“It’s a curious coincidence,” I ventured, “that the Hong Kong Bank now occupies the lower floor. What a freak of the winds it was that swept the big fire around that and the Montgomery block, and left them both for posterity!”
“Your fire seemed to have had a special veneration for historic structures,” the Easterner commented. “It respected the Mission in like manner.”
“Yes, somewhat,” returned the miner, “but it might have had a little more respect and spared the Tehama House and the What Cheer House. I hated to see them go.”
“And the Niantic Hotel and Fort Gunnybags,” I added.
“Here! Here! I rise for a point of information,” cried the alien. “Did the cheer inebriate and what is the technical difference between gunny-sacks and carpet bags?”
“Oh, that was our Vigilance Headquarters of fifty-six, where we hung Casey and Cora,” elucidated the Forty-niner.
“Help,” gasped the Bostonian, sinking upon the bench.
“Tell him,” I nodded to the miner.
“The Tehama House, on the waterfront at California and Sansome, was the swell hotel for army and navy people and all the Spanish rancheros when they came to town. You couldn’t keep even your thoughts to yourself in that house, for it had thin board sidings and cloth and paper partitions, but it had lots of style, and Rafael set a great table. They moved it over to Montgomery and Broadway to make room for the Bank of California, and the fire caught it there. The What Cheer House,” the old man’s eyes brightened, “was on Sacramento and Leidesdorff, and that’s where we miners went, if we could get in. Woodward was a queer chap. Took you in whether you could pay or not. But it was only a man’s hotel. There wasn’t a woman allowed about the place. He had the only library in town and everybody was welcome to use it. I’ve often seen Mark Twain and Bret Harte reading at the table.”

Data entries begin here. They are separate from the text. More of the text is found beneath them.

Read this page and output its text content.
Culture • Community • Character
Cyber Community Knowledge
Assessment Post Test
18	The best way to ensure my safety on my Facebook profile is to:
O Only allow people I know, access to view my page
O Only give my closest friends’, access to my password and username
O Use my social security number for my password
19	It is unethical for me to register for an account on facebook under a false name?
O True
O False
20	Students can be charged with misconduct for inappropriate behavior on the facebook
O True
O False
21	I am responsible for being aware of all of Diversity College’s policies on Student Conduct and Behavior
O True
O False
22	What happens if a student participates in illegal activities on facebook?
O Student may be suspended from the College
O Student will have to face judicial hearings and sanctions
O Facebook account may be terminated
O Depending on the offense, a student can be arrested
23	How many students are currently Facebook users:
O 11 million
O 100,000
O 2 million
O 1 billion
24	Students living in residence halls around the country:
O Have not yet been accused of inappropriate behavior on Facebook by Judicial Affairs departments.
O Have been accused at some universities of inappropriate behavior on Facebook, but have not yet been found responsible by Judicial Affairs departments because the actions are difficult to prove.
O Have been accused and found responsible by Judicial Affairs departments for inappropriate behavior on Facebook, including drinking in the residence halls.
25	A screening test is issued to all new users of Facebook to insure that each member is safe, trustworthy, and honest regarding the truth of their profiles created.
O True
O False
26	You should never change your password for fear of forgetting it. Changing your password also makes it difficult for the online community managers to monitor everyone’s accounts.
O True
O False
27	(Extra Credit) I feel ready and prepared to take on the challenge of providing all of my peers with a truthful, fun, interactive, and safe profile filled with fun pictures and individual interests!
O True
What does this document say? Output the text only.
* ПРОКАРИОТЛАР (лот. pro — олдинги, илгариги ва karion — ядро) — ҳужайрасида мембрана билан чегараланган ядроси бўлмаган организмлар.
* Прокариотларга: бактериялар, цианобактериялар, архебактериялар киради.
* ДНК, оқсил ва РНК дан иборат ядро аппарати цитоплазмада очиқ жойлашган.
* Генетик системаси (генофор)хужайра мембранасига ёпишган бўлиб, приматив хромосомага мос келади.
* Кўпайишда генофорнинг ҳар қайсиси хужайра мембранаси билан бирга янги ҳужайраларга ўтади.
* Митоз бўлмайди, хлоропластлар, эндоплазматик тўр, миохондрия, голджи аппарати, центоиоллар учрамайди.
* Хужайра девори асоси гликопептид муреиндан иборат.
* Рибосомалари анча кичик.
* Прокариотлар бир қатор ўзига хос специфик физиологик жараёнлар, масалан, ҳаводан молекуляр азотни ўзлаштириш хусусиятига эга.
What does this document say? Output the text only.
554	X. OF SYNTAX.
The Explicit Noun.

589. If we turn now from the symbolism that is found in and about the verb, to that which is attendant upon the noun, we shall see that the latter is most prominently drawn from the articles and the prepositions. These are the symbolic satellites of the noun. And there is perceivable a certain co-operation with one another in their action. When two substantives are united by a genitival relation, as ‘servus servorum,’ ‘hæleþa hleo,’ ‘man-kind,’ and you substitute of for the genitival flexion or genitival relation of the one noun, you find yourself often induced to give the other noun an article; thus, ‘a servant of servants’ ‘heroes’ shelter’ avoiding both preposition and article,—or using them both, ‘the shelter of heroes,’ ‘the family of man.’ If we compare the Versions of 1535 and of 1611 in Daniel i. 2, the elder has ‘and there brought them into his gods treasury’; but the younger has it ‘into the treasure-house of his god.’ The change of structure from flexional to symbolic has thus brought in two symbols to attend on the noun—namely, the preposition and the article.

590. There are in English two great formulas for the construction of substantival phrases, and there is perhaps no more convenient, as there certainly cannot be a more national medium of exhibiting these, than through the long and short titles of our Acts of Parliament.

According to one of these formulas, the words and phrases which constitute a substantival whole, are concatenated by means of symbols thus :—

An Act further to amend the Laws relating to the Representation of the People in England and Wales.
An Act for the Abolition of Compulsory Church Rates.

“And the sacks?” queried the Bostonian.
But the old man had leaned back on the bench and his eyes wandered over the green grass and trees of the square. “It’s much prettier than it used to be,” he admitted, “but nothing happens here now. The Chinese children fly kites and the unemployed loaf on the benches and the grass, and I’m one of them. I wish you could have seen it in the early days.” His eyes kindled with excitement. “It was only a barren hillside, but there was always something doing then. All the town meetings were held here in the open air and all the parades ended here for the speeches. The biggest celebration was in 1850, when the October steamer, flying all her flags, brought the news that California was admitted to the Union. We went wild, for we had waited for that word for more than a year. Every ship in the harbor displayed all her bunting and at night every house was as brilliant as candles and coal oil could make it. Bonfires blazed on all the hills and the islands and we had music and dancing all over the town ’til morning.”